At current production and earnings levels, the price paid for Hazelwood is around 30 times its earnings before interest and tax (EBIT). Once the station is able to operate at or near 90% of capacity, the multiple will fall to a more acceptable, but still high, ten times EBIT.
Shortly after the sale of Hazelwood, the Victorian government announced that it planned to sell the state's five remaining power generating businesses within two years. These comprise the Loy Yang A power station and brown coal mine; the gas-fired Newport and Jeeralang stations; a group of hydroelectricity plants; the state government's 49% stake in the Loy Yang B power station; and its 29% share in the Snowy Mountains Hydroelectric scheme. However, more recently, the Victorian treasurer, Alan Stockdale, indicated that no other major privatisations were planned for the remainder of 1996.

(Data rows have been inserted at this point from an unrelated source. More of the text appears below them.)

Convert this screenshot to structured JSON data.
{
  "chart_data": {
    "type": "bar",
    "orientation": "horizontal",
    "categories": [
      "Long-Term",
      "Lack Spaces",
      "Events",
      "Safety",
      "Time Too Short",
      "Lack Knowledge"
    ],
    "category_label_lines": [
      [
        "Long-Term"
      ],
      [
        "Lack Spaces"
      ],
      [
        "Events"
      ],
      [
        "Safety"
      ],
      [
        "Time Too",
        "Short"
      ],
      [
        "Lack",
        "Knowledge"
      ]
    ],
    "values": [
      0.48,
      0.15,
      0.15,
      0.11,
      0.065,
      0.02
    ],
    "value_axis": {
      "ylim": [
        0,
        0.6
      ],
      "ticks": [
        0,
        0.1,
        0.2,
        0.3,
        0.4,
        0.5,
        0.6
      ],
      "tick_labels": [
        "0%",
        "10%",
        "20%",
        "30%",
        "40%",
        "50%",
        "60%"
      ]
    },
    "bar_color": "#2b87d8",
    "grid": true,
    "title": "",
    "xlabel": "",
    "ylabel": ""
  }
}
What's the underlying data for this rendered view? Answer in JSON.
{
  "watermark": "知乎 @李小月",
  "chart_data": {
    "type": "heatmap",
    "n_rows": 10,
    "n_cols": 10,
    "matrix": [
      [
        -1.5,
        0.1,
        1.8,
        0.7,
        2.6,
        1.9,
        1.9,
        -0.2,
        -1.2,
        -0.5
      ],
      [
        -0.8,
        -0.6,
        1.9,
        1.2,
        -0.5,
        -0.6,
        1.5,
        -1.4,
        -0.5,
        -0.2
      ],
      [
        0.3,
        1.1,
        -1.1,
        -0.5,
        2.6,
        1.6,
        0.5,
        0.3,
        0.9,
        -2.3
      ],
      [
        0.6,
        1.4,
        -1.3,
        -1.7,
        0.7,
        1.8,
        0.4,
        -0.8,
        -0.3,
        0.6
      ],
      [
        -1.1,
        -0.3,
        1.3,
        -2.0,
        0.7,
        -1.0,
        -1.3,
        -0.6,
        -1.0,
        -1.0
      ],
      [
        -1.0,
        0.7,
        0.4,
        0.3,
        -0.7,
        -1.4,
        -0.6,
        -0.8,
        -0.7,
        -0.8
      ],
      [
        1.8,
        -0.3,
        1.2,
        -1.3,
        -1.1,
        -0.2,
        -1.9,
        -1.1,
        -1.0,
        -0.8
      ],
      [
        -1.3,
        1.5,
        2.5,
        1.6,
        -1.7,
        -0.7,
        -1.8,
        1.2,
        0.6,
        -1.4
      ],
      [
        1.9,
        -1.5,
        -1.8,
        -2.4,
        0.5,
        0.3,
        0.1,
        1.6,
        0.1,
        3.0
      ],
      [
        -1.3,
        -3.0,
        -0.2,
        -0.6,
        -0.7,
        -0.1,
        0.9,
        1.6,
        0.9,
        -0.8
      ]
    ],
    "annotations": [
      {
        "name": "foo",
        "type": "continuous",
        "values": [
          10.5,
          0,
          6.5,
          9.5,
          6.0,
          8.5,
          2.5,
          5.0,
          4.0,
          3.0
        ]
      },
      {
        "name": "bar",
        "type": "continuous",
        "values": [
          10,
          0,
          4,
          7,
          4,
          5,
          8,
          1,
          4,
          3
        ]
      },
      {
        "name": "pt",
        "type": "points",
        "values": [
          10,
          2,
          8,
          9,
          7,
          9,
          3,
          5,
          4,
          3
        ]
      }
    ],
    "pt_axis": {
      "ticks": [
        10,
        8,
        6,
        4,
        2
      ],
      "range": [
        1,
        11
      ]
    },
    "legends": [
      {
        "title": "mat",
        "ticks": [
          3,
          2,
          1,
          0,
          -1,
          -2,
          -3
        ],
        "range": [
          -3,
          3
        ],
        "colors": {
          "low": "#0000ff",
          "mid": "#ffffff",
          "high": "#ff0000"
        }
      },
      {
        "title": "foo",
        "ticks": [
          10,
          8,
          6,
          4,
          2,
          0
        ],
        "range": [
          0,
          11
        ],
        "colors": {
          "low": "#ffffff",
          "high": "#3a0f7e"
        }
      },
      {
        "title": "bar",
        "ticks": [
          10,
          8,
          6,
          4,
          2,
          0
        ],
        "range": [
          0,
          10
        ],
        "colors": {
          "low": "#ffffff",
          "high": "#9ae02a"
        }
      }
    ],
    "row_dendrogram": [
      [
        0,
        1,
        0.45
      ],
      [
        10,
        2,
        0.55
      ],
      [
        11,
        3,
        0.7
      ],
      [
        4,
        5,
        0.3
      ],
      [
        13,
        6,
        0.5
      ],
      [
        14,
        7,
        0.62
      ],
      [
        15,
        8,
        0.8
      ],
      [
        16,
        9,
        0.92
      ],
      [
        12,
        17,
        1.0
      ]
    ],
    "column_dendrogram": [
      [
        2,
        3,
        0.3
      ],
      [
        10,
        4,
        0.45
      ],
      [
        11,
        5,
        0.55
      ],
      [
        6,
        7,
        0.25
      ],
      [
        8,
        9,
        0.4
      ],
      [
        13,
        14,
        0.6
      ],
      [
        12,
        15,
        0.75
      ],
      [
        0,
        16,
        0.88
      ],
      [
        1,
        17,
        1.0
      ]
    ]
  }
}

--and Queensland may sell off assets
An audit of Queensland's finances, chaired by Vince FitzGerald, pointed to a rising deficit and recommended sales of a range of state assets and higher state taxes. The government-owned assets listed in the audit report include power generators and distributors, motorway companies, port authorities, gaming operators, tourist agencies, forestry operations and surplus Crown land. The report approved of the government's moves to form a banking and insurance group by merging the Metway Bank with the state-owned Suncorp and Queensland Development Authority, provided that the new entity was then privatised.